The post-operative neurological changes were found to have significant correlation with the outcome. Evidence has shown stroke as an important limitation for the use of beta blockers.  However, our data reveal that there was no difference in the neurological complications between the two time periods. The sample size was small to draw definitive conclusions.
There was an increasing emphasis on controlling the systolic hypertension in addition to diastolic hypertension in geriatric patients.  Several studies have evaluated the relative risk of specific components of blood pressure (e.g. SBP, diastolic blood pressure, pulse pressure and mean arterial pressure) in high-risk, older patients and showed that increased SBP has been associated with increased cardiovascular adverse outcomes. , In the year 2007, pre-operative blood pressure was more stringently controlled when compared to that in the year 1999. This also correlates with the beta blocker usage in 2007 and indirectly would attribute to the lesser incidence of post-operative cardiac changes.
Post-operative PTE had a significant positive correlation with the outcome. The incidence of clinical PTE was not significantly different between both the groups despite the increased use of DVT prophylaxis with LMWH in 2007. Absence of surveillance using sensitive monitors could have resulted in low reported incidence of DVT. The time of ambulation following surgery was varied as this study involved a heterogenous group of orthopaedic patients. Therefore, the role of ambulation on DVT cannot be commented from this study.
The major differences in anaesthetic care were greater use of regional anaesthetic techniques like CSE and epidurals for post-operative analgesia. There was a significant increase in the use of regional anaesthesia with CSE in the year 2007 compared to the group 1999. Administration of regional anaesthesia in patients with DVT prophylaxis was in accordance with the American Society of Regional Anesthesia guidelines for placement and removal of epidural catheters.  There was no significant difference in the incidence of intra-operative hypotension due to bleeding. This shows that DVT prophylaxis was not associated with any significant increase in bleeding. Post-operative neurological changes due to epidural haematoma or excessive bleeding were not seen in the same group of patients, thus establishing that strict adherence to guidelines significantly mitigates the side effects.

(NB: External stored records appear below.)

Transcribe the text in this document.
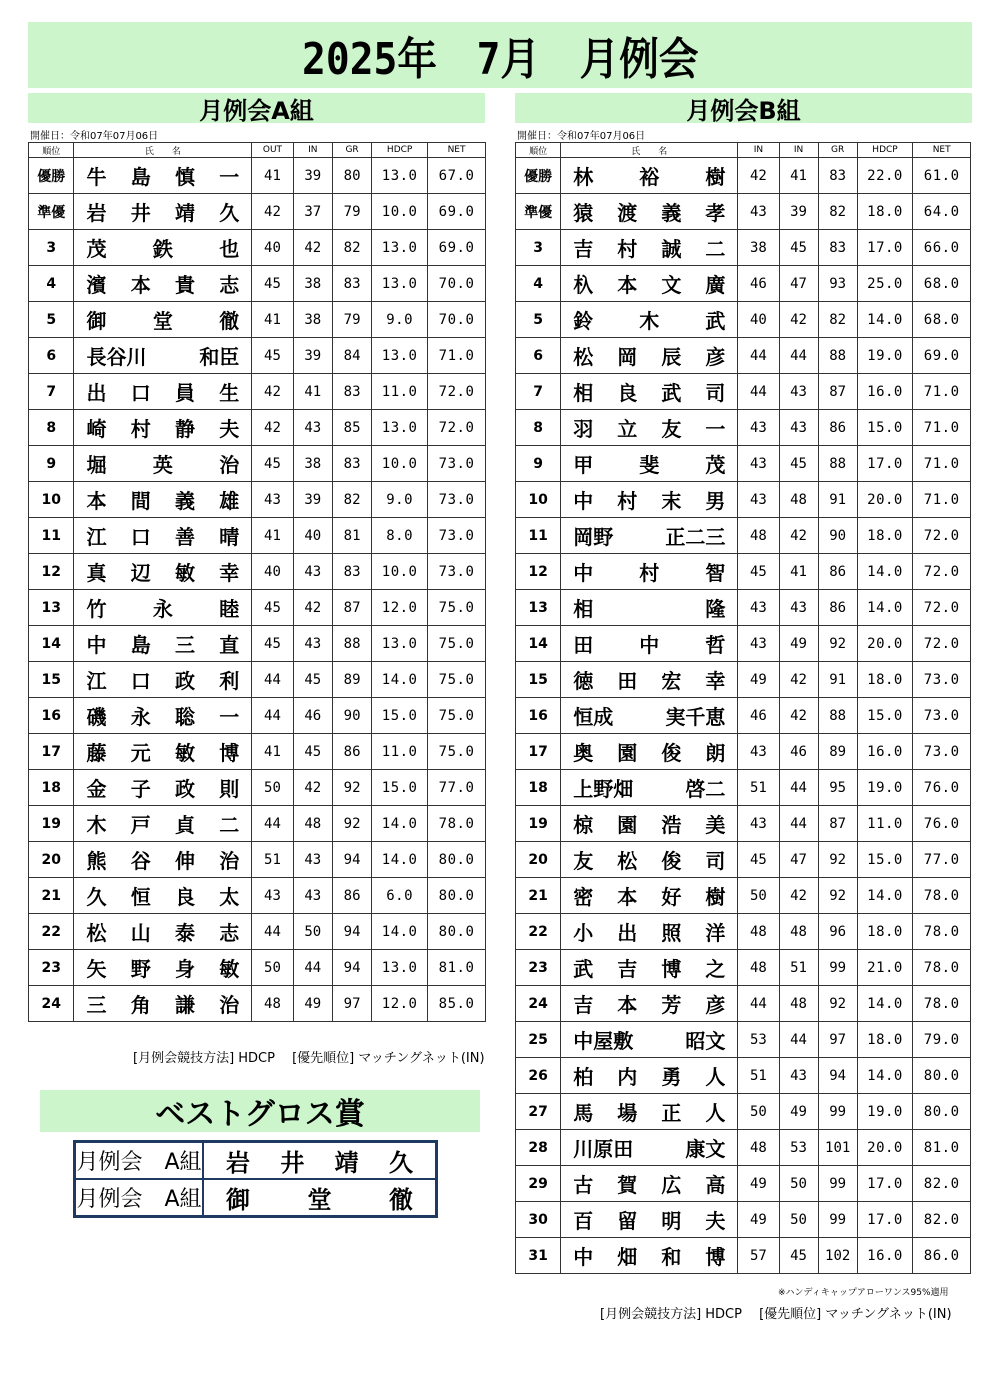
2025年　7月　月例会
月例会A組	月例会B組
開催日：令和07年07月06日	開催日：令和07年07月06日
順位	氏　　名	OUT	IN	GR	HDCP	NET
優勝	牛 島 慎 一	41	39	80	13.0	67.0
準優	岩 井 靖 久	42	37	79	10.0	69.0
3	茂 鉄 也	40	42	82	13.0	69.0
4	濱 本 貴 志	45	38	83	13.0	70.0
5	御 堂 徹	41	38	79	9.0	70.0
6	長谷川 和臣	45	39	84	13.0	71.0
7	出 口 員 生	42	41	83	11.0	72.0
8	崎 村 静 夫	42	43	85	13.0	72.0
9	堀 英 治	45	38	83	10.0	73.0
10	本 間 義 雄	43	39	82	9.0	73.0
11	江 口 善 晴	41	40	81	8.0	73.0
12	真 辺 敏 幸	40	43	83	10.0	73.0
13	竹 永 睦	45	42	87	12.0	75.0
14	中 島 三 直	45	43	88	13.0	75.0
15	江 口 政 利	44	45	89	14.0	75.0
16	磯 永 聡 一	44	46	90	15.0	75.0
17	藤 元 敏 博	41	45	86	11.0	75.0
18	金 子 政 則	50	42	92	15.0	77.0
19	木 戸 貞 二	44	48	92	14.0	78.0
20	熊 谷 伸 治	51	43	94	14.0	80.0
21	久 恒 良 太	43	43	86	6.0	80.0
22	松 山 泰 志	44	50	94	14.0	80.0
23	矢 野 身 敏	50	44	94	13.0	81.0
24	三 角 謙 治	48	49	97	12.0	85.0
順位	氏　　名	IN	IN	GR	HDCP	NET
優勝	林 裕 樹	42	41	83	22.0	61.0
準優	猿 渡 義 孝	43	39	82	18.0	64.0
3	吉 村 誠 二	38	45	83	17.0	66.0
4	杁 本 文 廣	46	47	93	25.0	68.0
5	鈴 木 武	40	42	82	14.0	68.0
6	松 岡 辰 彦	44	44	88	19.0	69.0
7	相 良 武 司	44	43	87	16.0	71.0
8	羽 立 友 一	43	43	86	15.0	71.0
9	甲 斐 茂	43	45	88	17.0	71.0
10	中 村 末 男	43	48	91	20.0	71.0
11	岡野 正二三	48	42	90	18.0	72.0
12	中 村 智	45	41	86	14.0	72.0
13	相 隆	43	43	86	14.0	72.0
14	田 中 哲	43	49	92	20.0	72.0
15	徳 田 宏 幸	49	42	91	18.0	73.0
16	恒成 実千恵	46	42	88	15.0	73.0
17	奥 園 俊 朗	43	46	89	16.0	73.0
18	上野畑 啓二	51	44	95	19.0	76.0
19	椋 園 浩 美	43	44	87	11.0	76.0
20	友 松 俊 司	45	47	92	15.0	77.0
21	密 本 好 樹	50	42	92	14.0	78.0
22	小 出 照 洋	48	48	96	18.0	78.0
23	武 吉 博 之	48	51	99	21.0	78.0
24	吉 本 芳 彦	44	48	92	14.0	78.0
25	中屋敷 昭文	53	44	97	18.0	79.0
26	柏 内 勇 人	51	43	94	14.0	80.0
27	馬 場 正 人	50	49	99	19.0	80.0
28	川原田 康文	48	53	101	20.0	81.0
29	古 賀 広 高	49	50	99	17.0	82.0
30	百 留 明 夫	49	50	99	17.0	82.0
31	中 畑 和 博	57	45	102	16.0	86.0
[月例会競技方法] HDCP　 [優先順位] マッチングネット(IN)
※ハンディキャップアローワンス95%適用
[月例会競技方法] HDCP　 [優先順位] マッチングネット(IN)
ベストグロス賞
月例会　A組	岩 井 靖 久

月例会　A組	御 堂 徹
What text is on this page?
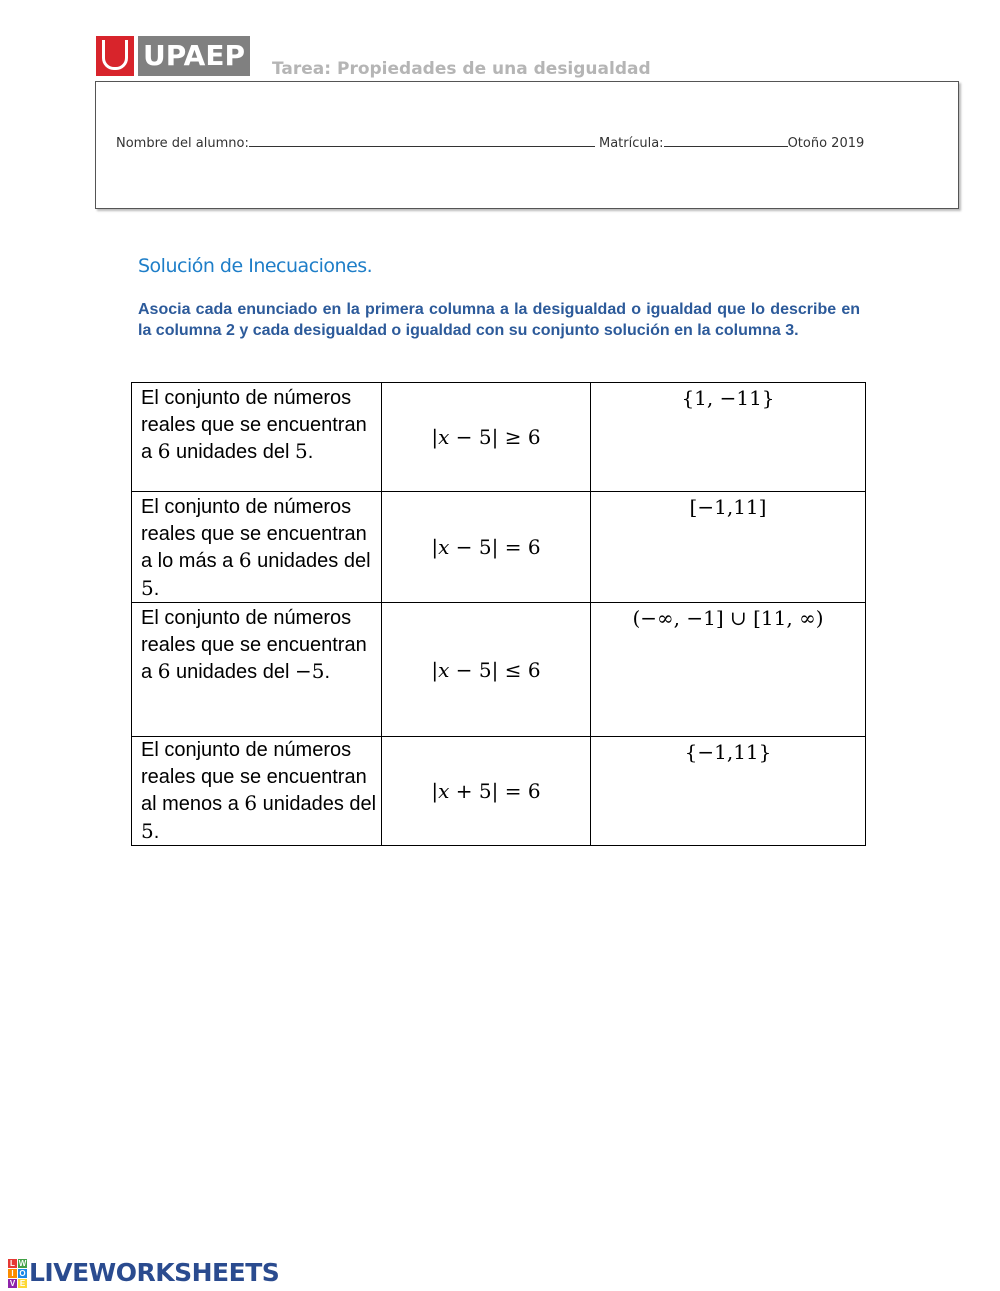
UPAEP Tarea: Propiedades de una desigualdad
Nombre del alumno:	Matrícula:	Otoño 2019
Solución de Inecuaciones.
Asocia cada enunciado en la primera columna a la desigualdad o igualdad que lo describe en la columna 2 y cada desigualdad o igualdad con su conjunto solución en la columna 3.
El conjunto de números reales que se encuentran a 6 unidades del 5.	|𝑥 − 5| ≥ 6	{1, −11}
El conjunto de números reales que se encuentran a lo más a 6 unidades del 5.	|𝑥 − 5| = 6	[−1,11]
El conjunto de números reales que se encuentran a 6 unidades del −5.	|𝑥 − 5| ≤ 6	(−∞, −1] ∪ [11, ∞)
El conjunto de números reales que se encuentran al menos a 6 unidades del 5.	|𝑥 + 5| = 6	{−1,11}
L W
I O
V E LIVEWORKSHEETS
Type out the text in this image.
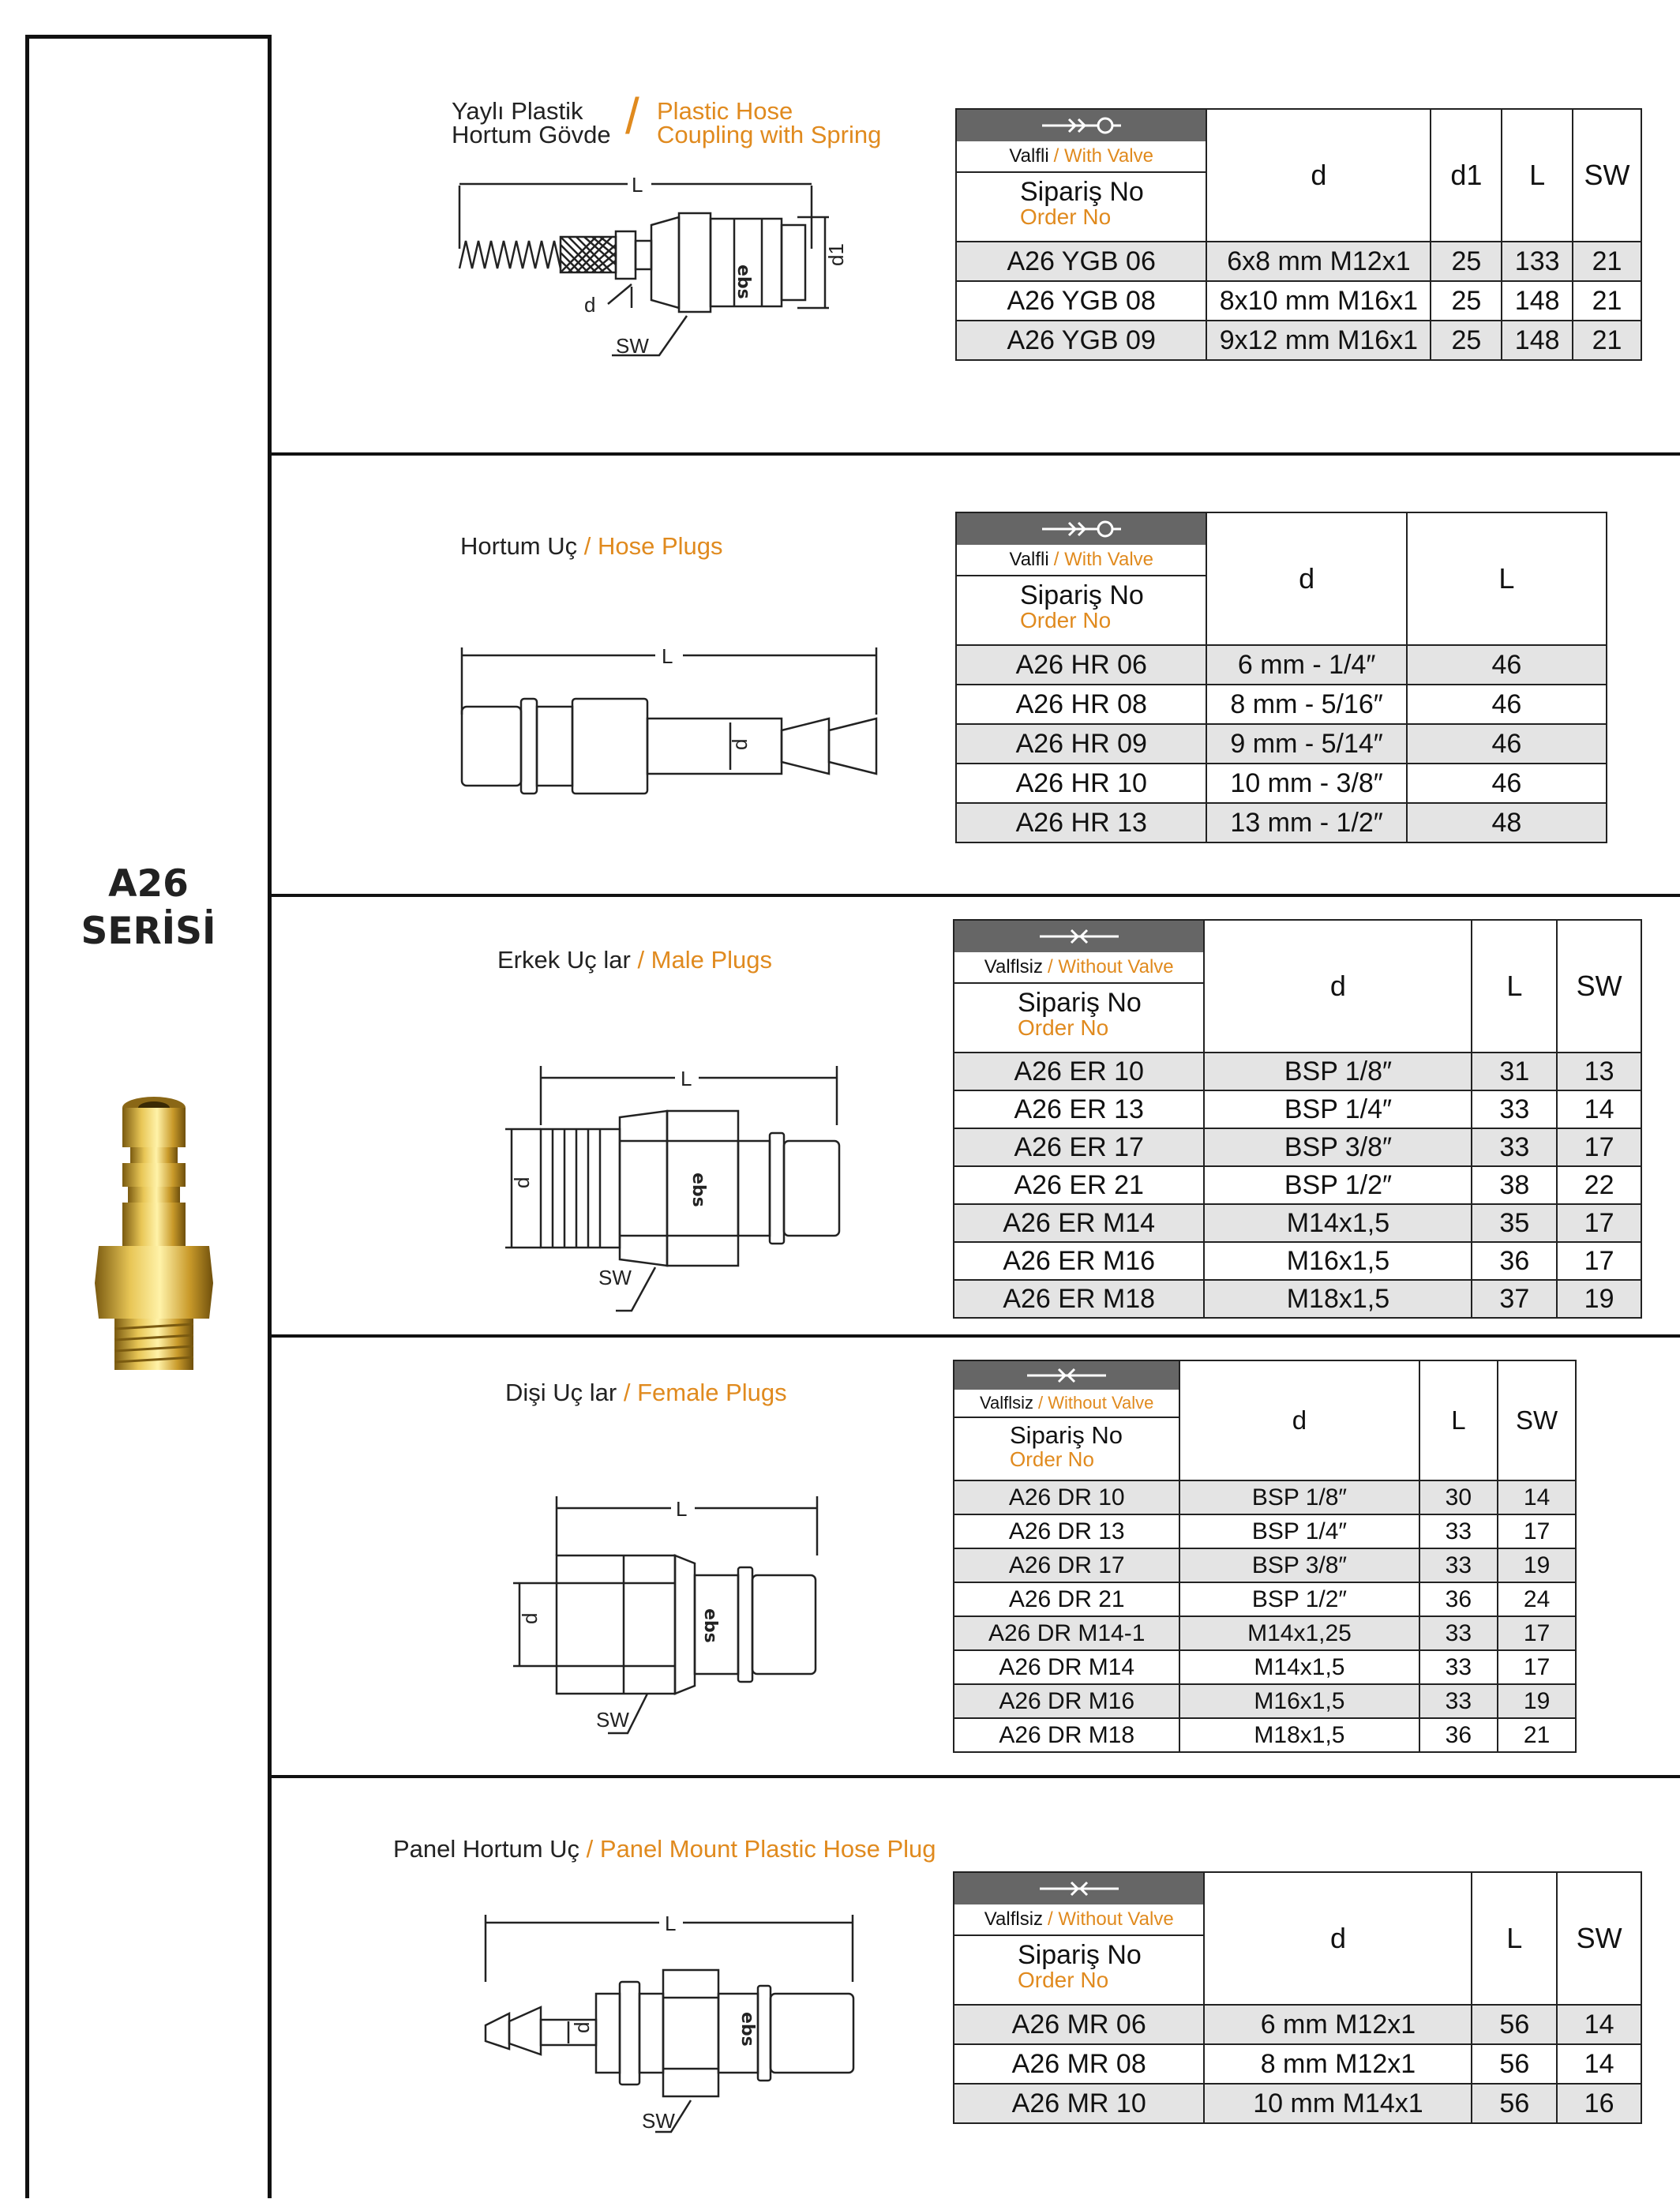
A26
SERİSİ
Yaylı Plastik
Hortum Gövde / Plastic Hose
Coupling with Spring
L
d
d1
SW
ebs
Valfli / With Valve
Sipariş No
Order No	d	d1	L	SW
A26 YGB 06	6x8 mm M12x1	25	133	21
A26 YGB 08	8x10 mm M16x1	25	148	21
A26 YGB 09	9x12 mm M16x1	25	148	21
Hortum Uç / Hose Plugs
L
d
Valfli / With Valve
Sipariş No
Order No	d	L
A26 HR 06	6 mm - 1/4″	46
A26 HR 08	8 mm - 5/16″	46
A26 HR 09	9 mm - 5/14″	46
A26 HR 10	10 mm - 3/8″	46
A26 HR 13	13 mm - 1/2″	48
Erkek Uç lar / Male Plugs
L
d
SW
ebs
Valflsiz / Without Valve
Sipariş No
Order No	d	L	SW
A26 ER 10	BSP 1/8″	31	13
A26 ER 13	BSP 1/4″	33	14
A26 ER 17	BSP 3/8″	33	17
A26 ER 21	BSP 1/2″	38	22
A26 ER M14	M14x1,5	35	17
A26 ER M16	M16x1,5	36	17
A26 ER M18	M18x1,5	37	19
Dişi Uç lar / Female Plugs
L
d
SW
ebs
Valflsiz / Without Valve
Sipariş No
Order No	d	L	SW
A26 DR 10	BSP 1/8″	30	14
A26 DR 13	BSP 1/4″	33	17
A26 DR 17	BSP 3/8″	33	19
A26 DR 21	BSP 1/2″	36	24
A26 DR M14-1	M14x1,25	33	17
A26 DR M14	M14x1,5	33	17
A26 DR M16	M16x1,5	33	19
A26 DR M18	M18x1,5	36	21
Panel Hortum Uç / Panel Mount Plastic Hose Plug
L
d
SW
ebs
Valflsiz / Without Valve
Sipariş No
Order No	d	L	SW
A26 MR 06	6 mm M12x1	56	14
A26 MR 08	8 mm M12x1	56	14
A26 MR 10	10 mm M14x1	56	16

There was a considerable increase in the number of patients undergoing CSE anaesthesia. The early onset of anaesthesia with spinal and increased satisfaction with post-operative epidural analgesia has greatly favoured the increased use of CSE. There were less of intra-operative and post-operative complications in the year 2007 compared to the year 1999. This can be attributed to the increased use of post-operative epidural analgesia. Recent literature has shown that epidural analgesia provides superior pain relief, thus facilitating early post-operative mobilisation of patients , which explains the improved outcome.
Regional anaesthesia attenuates peri-operative stress response and improves myocardial oxygen supply. Evidence has shown the beneficial effects of regional anaesthesia in reducing the incidence of intra and post-operative ischaemic events, especially in CAD patients.  Distinct benefits like lower incidence of respiratory infections, lesser transfusion requirements, lower incidence of graft failure in vascular surgery patients, etc. was seen with epidural anaesthesia compared with GA. , Though there was no statistically significant difference, there was a trend towards reduction in the intra-operative and post-operative complications in group 2007. It has been shown that presence of peri-operative complications was associated with adverse outcomes. However, there was no significant difference in the in-hospital mortality. The changes in anaesthetic practice did not have any impact on the length of post-operative hospital stay.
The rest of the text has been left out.